THE Zimbabwe Revenue Authority (Zimra) has disbursed ZiG102 million in tax refunds, aiming to alleviate the financial burden on businesses.
Primarily stemming from value-added tax (VAT) overpayments, these refunds are a crucial component of the tax system, enabling registered operators to reclaim excess input tax.
Zimra Commissioner of Domestic Taxes, Misheck Govha, confirmed significant progress in clearing the backlog of refund claims, with the ZiG102 million disbursed this month alone. While acknowledging remaining outstanding amounts, Govha assured continued efforts to expedite refunds.
Despite the standard 60-day processing period, some businesses have reported delays in receiving refunds, even after submitting the required documentation multiple times. Zimra is actively addressing these delays to ensure efficient and timely processing.
In a bid to curb revenue leakages and bolster tax collection, the 2024 national budget introduced several policy adjustments. Notably, the block management system has proven successful in expanding the tax base, increasing registrations, and generating additional revenue in both US dollars and ZiG.

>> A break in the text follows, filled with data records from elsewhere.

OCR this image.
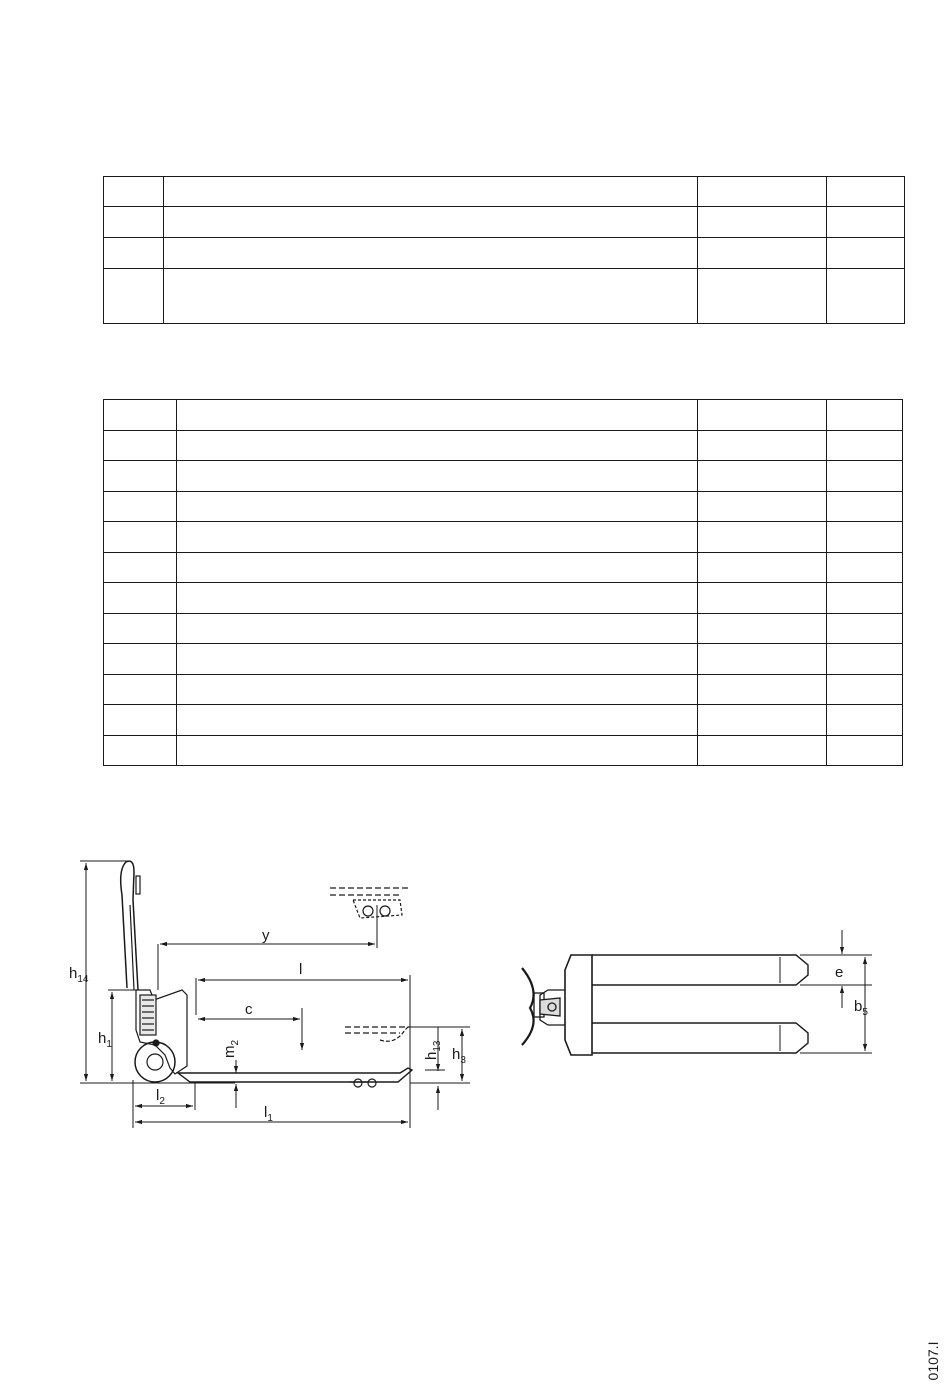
$h_{14}$
$h_1$
y
l
c
$m_2$
$h_{13}$ $h_3$
$l_2$
$l_1$
e
$b_5$
0107.I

Zimra has also observed encouraging cooperation from informal traders, which Govha believes will significantly benefit revenue collection. Additionally, the forthcoming Tax and Revenue Management System (TaRMS), nearing 80 percent completion, is expected to further integrate the informal sector into the tax net.
Furthermore, Zimra is cracking down on smuggling at border posts through the deployment of drones. These initiatives are part of the broader goal to achieve a ZiG90 billion tax collection target in 2024.
However, analysts caution that authorities may resort to imposing additional taxes as the cost of living and doing business continue to rise, potentially impacting businesses and consumers alike.